When the executor or administrator is authorized to sell more than is necessary for the payment of debts, he shall, before the sale, give bond to the judge of probate, with sufficient sureties, to account for all the proceeds of the sale that shall remain after payment of the debts and charges, and to dispose of the same according to law; and, in all cases where license is granted for the sale of real estate, the judge of probate may require a further bond from the executor or administrator when he shad deem it necessary.”

*563In this ease the judge of probate, in his order granting the license, saw fit to require no bond, and struck out the printed provision for one usually found in the printed blanks for such orders. No bond was given. The counsel for plaintiff argues with much force that, it being admitted in this case that more lands were sold than were necessary for the payment of the debts and legacies, the bond should have been required by the judge of probate, and given by the executor, in order to confer upon him authority to sell; that the provision requiring such bond is plainly mandatory, and cannot be disregarded by the probate court; that the want of such bond goes to the jurisdiction, and is not a mere irregularity. But the statute (How. Stat. § 6076) does not provide that the bond must be given as required, by the statute. The second paragraph of that section reads as follows:

That he gave a bond, which was approved by the judge of probate, in ease a bond was required upon granting a license.”
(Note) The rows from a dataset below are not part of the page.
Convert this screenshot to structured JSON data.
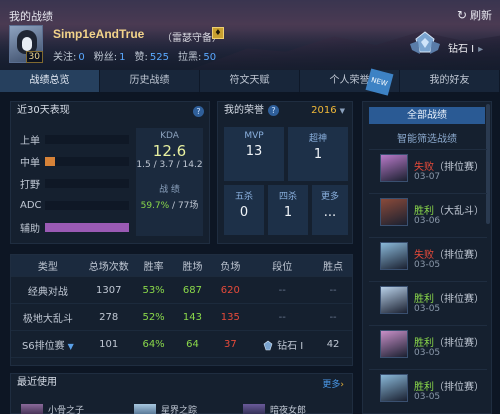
{
  "window": {
    "title": "我的战绩",
    "refresh_label": "刷新",
    "refresh_icon": "refresh-icon"
  },
  "profile": {
    "level": "30",
    "name": "Simp1eAndTrue",
    "title": "（雷瑟守备）",
    "follow_label": "关注:",
    "follow_value": "0",
    "fans_label": "粉丝:",
    "fans_value": "1",
    "likes_label": "赞:",
    "likes_value": "525",
    "block_label": "拉黑:",
    "block_value": "50",
    "rank": "钻石 I",
    "rank_sep": "▸"
  },
  "tabs": [
    {
      "label": "战绩总览",
      "active": true
    },
    {
      "label": "历史战绩"
    },
    {
      "label": "符文天赋"
    },
    {
      "label": "个人荣誉",
      "badge": "NEW"
    },
    {
      "label": "我的好友"
    }
  ],
  "recent": {
    "title": "近30天表现",
    "roles": [
      {
        "name": "上单",
        "share": 0.0
      },
      {
        "name": "中单",
        "share": 0.12
      },
      {
        "name": "打野",
        "share": 0.0
      },
      {
        "name": "ADC",
        "share": 0.0
      },
      {
        "name": "辅助",
        "share": 1.0
      }
    ],
    "kda_label": "KDA",
    "kda_value": "12.6",
    "kda_detail": "1.5 / 3.7 / 14.2",
    "record_label": "战 绩",
    "winrate": "59.7%",
    "games": " / 77场"
  },
  "honor": {
    "title": "我的荣誉",
    "year": "2016",
    "boxes": [
      {
        "label": "MVP",
        "value": "13"
      },
      {
        "label": "超神",
        "value": "1"
      },
      {
        "label": "五杀",
        "value": "0"
      },
      {
        "label": "四杀",
        "value": "1"
      },
      {
        "label": "更多",
        "value": "..."
      }
    ]
  },
  "table": {
    "headers": [
      "类型",
      "总场次数",
      "胜率",
      "胜场",
      "负场",
      "段位",
      "胜点"
    ],
    "rows": [
      {
        "type": "经典对战",
        "total": "1307",
        "rate": "53%",
        "win": "687",
        "lose": "620",
        "rank": "--",
        "pts": "--"
      },
      {
        "type": "极地大乱斗",
        "total": "278",
        "rate": "52%",
        "win": "143",
        "lose": "135",
        "rank": "--",
        "pts": "--"
      },
      {
        "type": "S6排位赛",
        "total": "101",
        "rate": "64%",
        "win": "64",
        "lose": "37",
        "rank": "钻石 I",
        "pts": "42"
      }
    ]
  },
  "used": {
    "title": "最近使用",
    "more": "更多",
    "more_caret": "›",
    "champs": [
      "小骨之子",
      "星界之踪",
      "暗夜女郎"
    ]
  },
  "sidebar": {
    "all_label": "全部战绩",
    "smart_label": "智能筛选战绩",
    "games": [
      {
        "result": "失败",
        "mode": "（排位赛）",
        "date": "03-07",
        "win": false,
        "color": "#b87ac8"
      },
      {
        "result": "胜利",
        "mode": "（大乱斗）",
        "date": "03-06",
        "win": true,
        "color": "#8a4a3a"
      },
      {
        "result": "失败",
        "mode": "（排位赛）",
        "date": "03-05",
        "win": false,
        "color": "#8ab8d8"
      },
      {
        "result": "胜利",
        "mode": "（排位赛）",
        "date": "03-05",
        "win": true,
        "color": "#b8d0e8"
      },
      {
        "result": "胜利",
        "mode": "（排位赛）",
        "date": "03-05",
        "win": true,
        "color": "#c890c8"
      },
      {
        "result": "胜利",
        "mode": "（排位赛）",
        "date": "03-05",
        "win": true,
        "color": "#8ab8d8"
      }
    ]
  }
}
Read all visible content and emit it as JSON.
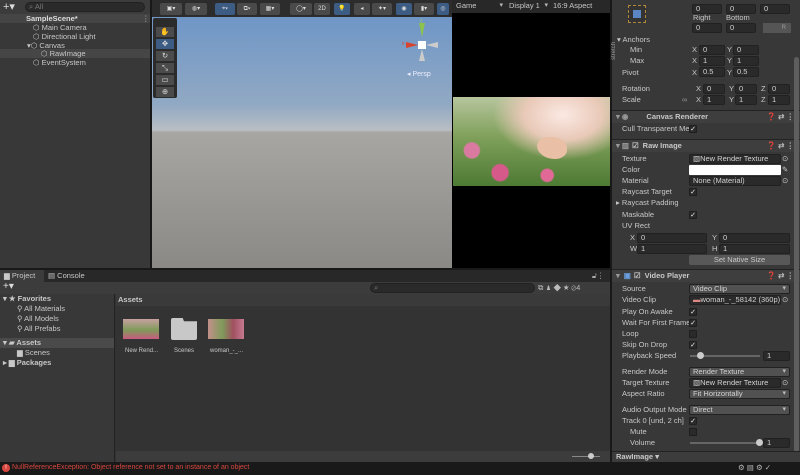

It was intimated by this Court, in Drake v. Kinsell, 38 Mich., at pages 236 and 237, that this statute, in speaking of the bond as being required,” intended a requirement of the judge of probate when granting the license; and that, if none was directed by him to be given, the failure to give one cannot be a fatal defect. The point was not adjudicated, however, as it was not deemed necessary in that ease. In my opinion, this interpretation of the statute is the one most consonant with justice and authority. The neglect of the probate court to require a bond should not be allowed to affect the rights of an innocent purchaser under an executor’s sale in a collateral suit, after such sale has been duly confirmed by the probate court. The statute (section 6076, How. Stat.) was evidently framed for the purpose of protecting sales of this kind, as far as' possible, where the sale of the premises had been confirmed, and the lands are held by persons purchasing at such sale in good faith. It must be *564considered that the most liberal construction of the language, in favor of such purchaser, and against the heir, was intended. See Palmer v. Oakley, 2 Doug. (Mich.) 433, 495; Perkins v. Fairfield, 11 Mass. 226; Stall’s Lessee v. Macalester, 9 Ohio, 19; Ludlow’s Heirs v. Johnson, 3 Id. 553.

8. The fact that Freddenburg deeded as administrator, instead of as executor, is a mere irregularity, which cannot affect defendant’s title.

In this case the sale was, in all its proceedings, conducted in a fair and just manner by the executor. The premises were sold for a fair price, and every dollar accounted for by the executor. There can be no fault found with his management of the estate, or the execution of the trust. No one has been defrauded or injured in the least by this sale, or the disposition of its proceeds. It is sought, upon technicalities alone, to avoid the sale, and wrest from the purchaser one-fifth of the lands which he has held, occupied, and improved under the sale for over 12 years before the commencement of this suit. There is no merit in plaintiff’s claim, and courts should not favor the disturbing or destructon of titles obtained at executors’ or administrators’ sales upon mere technicalities, or the omission of acts, when such omission has caused no injury.

The judgment of the court below is affirmed, with costs.

Campbell, C. J., and Champlin, J., concurred. Sherwood, J., did not sit.

See Blanchard v. DeGraff, 60 Mich. 107; Goodall v. Henkel, Id. 383.